Ghimire A, Kirca D, Hale P, Cerda I, Fitzgerald PJ, Ognjanovski N, Marino S, Kim D, Vijayakumar P, Watson BO
51st Annual Meeting of the Society for Neuroscience. 2022.

Abstract

Stress in humans can lead to mental health conditions such as depression and anxiety. In rodents, we have powerful neuroscientific tools that are not available in humans, allowing for the study of neurobiologic circuitry that underlie mental health disorders in humans. While the behavior of mice exposed to chronic stress has been well studied, most prior work in this field has used relatively short-term tests (with a duration of minutes to hours) and does not measure behavior longitudinally or in conjunction with simultaneous brain electrophysiology. Furthermore, prior work utilizes experimenter-defined behavior tests, rather than assaying naturalistic behavior in the homecage. This is of particular importance given that depression and stress in humans manifest as changes to daily life including eating habits, energy level, motivation, sleep, and other symptoms. Such symptoms in humans are typically assessed using verbal reports. Efforts to more objectively quantify them use a “Digital Phenotyping'' approach with the help of smartphones and activity trackers.
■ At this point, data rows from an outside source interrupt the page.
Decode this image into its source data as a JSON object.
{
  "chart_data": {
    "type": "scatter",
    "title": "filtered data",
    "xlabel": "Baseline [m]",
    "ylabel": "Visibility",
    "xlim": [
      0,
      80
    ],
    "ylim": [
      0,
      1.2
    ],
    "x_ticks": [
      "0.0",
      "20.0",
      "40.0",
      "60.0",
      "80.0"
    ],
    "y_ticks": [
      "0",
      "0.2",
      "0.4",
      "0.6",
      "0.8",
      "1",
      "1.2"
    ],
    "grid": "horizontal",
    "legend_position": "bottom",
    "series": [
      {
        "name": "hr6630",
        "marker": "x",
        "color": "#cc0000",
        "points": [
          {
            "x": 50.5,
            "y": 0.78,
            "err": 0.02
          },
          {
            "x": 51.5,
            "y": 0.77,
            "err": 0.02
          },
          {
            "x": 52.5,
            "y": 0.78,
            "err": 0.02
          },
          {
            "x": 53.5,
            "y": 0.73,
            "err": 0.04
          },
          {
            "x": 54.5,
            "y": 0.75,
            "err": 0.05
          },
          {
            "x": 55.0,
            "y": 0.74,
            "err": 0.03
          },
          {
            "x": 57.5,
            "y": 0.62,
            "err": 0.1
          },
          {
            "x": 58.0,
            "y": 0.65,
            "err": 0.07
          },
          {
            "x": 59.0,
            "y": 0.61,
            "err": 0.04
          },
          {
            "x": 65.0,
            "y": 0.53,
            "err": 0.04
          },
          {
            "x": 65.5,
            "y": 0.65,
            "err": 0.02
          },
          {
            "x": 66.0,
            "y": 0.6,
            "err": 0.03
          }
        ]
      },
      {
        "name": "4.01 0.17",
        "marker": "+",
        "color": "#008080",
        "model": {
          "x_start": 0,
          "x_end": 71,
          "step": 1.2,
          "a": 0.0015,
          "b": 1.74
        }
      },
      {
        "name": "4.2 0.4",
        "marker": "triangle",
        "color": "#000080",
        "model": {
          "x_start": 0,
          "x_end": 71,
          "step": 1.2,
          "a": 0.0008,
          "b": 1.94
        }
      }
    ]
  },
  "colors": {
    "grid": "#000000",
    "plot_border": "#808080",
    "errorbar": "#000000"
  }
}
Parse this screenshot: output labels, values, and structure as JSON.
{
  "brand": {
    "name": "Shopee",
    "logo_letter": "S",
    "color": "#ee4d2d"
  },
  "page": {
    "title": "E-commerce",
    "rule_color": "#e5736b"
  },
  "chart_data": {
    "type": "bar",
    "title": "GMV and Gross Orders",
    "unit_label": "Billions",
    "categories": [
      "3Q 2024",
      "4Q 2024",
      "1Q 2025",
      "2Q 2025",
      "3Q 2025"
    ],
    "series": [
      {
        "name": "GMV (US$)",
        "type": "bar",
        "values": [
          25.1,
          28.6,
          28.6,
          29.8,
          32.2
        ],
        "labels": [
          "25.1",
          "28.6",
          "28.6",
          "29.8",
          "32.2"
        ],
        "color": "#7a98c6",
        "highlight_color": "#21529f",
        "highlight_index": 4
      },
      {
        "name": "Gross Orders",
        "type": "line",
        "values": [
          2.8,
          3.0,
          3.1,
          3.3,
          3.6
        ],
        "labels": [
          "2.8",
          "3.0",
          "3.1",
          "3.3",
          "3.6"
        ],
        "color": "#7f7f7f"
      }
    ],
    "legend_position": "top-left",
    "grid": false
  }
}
Here we present our “Digital Homecage”(DH) system for mice and rats which allows us to track sucrose preference, weight, activity, preference for high-fat food pellets vs. regular pellets, and running wheel activity. We also acquire continuous video recordings, which are processed with commercial software (HomeCageScan, Cleversys Inc.) to provide objective behavioral scoring. Finally, we have designed this system to work in conjunction with simultaneous brain electrophysiological recording. We are able to score electrophysiological data into wake/REM/nonREM states, as well as quantify spectral, LFP and spiking events. All of this data is recorded 24/7 for multiple weeks while discriminating behavior at sub-second resolution. Our results thus far demonstrate that sucrose preference in our system demonstrates response to both ambient lighting conditions and to acute stress. Ongoing work will quantify responses to chronic stress.